No, I can't hang out with Dave because he already has a girlfriend. The one with the tatoos of cherries on her "cherry." Yeah, she doesn't really make me feel spectacularly comfortable.
I drove you home. there is no excuse for wrecking your car 3 hours later.
I pretty much gave up on you when you told me you couldn't go home yet b/c you had to stop at church first. It was 2 AM and you insisted you were late for mass.
I like one night stands...theyre like crushes for big kids
I wasn't sure if "you're even prettier in the dark" was a compliment. Hmm.
If you haven't gone to the store yet. Can you PLEASE get me some clippers my balls will thank you later
I just want to have such an intense orgasm that my heart stops and I die. I mean that would kind of suck for the guy I'm fucking but then again he could be like "I'm that good"
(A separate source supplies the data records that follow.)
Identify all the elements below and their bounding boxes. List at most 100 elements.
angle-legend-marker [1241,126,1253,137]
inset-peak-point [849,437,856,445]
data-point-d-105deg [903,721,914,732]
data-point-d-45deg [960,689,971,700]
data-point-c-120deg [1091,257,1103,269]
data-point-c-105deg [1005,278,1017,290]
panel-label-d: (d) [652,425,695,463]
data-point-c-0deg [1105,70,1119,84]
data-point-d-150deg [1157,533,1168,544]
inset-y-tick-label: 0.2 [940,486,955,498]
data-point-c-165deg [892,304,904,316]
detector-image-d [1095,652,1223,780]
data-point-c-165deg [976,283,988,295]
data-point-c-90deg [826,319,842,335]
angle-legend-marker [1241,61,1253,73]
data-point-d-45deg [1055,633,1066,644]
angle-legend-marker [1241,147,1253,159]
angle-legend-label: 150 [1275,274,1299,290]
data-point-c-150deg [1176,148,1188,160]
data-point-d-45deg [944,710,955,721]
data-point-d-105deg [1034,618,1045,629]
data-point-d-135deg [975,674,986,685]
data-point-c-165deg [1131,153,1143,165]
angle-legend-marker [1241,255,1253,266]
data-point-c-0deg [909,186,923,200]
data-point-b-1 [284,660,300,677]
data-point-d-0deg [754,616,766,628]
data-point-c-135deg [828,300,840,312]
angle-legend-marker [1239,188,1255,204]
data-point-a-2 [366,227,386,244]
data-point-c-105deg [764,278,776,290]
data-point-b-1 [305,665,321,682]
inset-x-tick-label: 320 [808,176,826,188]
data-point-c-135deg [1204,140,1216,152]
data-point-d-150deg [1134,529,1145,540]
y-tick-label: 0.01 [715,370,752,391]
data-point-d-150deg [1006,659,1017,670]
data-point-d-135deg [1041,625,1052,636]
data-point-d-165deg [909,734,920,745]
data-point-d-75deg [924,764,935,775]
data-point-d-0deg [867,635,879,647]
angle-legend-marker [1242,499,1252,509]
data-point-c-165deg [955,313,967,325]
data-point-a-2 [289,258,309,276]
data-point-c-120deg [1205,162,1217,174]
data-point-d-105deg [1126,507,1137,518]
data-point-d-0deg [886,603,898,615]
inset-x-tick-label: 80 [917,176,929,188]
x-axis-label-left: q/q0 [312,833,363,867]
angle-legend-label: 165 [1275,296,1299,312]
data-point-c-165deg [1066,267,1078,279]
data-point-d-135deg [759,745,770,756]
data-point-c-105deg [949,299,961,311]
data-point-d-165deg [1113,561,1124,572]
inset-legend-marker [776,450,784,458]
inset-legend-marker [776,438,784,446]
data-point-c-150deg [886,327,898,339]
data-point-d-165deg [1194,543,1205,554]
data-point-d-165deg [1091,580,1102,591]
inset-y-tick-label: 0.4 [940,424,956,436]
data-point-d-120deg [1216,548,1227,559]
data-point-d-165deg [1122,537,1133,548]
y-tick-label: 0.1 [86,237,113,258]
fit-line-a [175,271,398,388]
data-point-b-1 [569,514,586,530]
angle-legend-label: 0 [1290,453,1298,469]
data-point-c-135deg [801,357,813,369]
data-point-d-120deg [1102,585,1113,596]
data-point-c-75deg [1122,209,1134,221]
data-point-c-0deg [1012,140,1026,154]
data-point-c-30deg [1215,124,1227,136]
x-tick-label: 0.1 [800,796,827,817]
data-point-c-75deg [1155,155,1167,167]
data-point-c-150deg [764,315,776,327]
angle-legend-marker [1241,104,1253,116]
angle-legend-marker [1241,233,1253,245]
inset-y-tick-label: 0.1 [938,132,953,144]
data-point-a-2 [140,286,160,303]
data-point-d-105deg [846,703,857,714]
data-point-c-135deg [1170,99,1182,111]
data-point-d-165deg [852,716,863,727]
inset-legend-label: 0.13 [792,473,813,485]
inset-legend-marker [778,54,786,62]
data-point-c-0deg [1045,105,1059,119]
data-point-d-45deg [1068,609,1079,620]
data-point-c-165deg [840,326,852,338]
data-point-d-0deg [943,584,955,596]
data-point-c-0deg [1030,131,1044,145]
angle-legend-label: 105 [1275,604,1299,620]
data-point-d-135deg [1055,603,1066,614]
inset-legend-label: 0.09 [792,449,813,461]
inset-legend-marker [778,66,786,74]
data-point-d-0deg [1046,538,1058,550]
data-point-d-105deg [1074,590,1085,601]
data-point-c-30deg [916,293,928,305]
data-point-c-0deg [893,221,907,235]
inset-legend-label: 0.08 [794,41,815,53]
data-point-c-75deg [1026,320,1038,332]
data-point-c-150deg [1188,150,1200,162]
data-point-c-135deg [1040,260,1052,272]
Holy hangover, going dancing with family good idea, taking the last shot with the transvestite bar owner not so much...
Yeah, my new jeep also came with custom license plates that read 4SKIIN. Not "4 skin" but "4 skiing" thanks mom and dad
Nothing like the soothing screaming of your neighbor getting boned while eating a pizza on the front porch.
Do you congratulate someone for having bigger tits, or is that a no no?
You FaceTimed me at three in the morning while you were peeing. Your eyes were glazed over and you showed me your bellybutton.
How the fuck can he download so much porn but not know how to find the Skype app?
So why are your hands bright blue and have you seen my roommate.
Both questions will answer each other.
It's beautiful and huge. Like a dinosaur.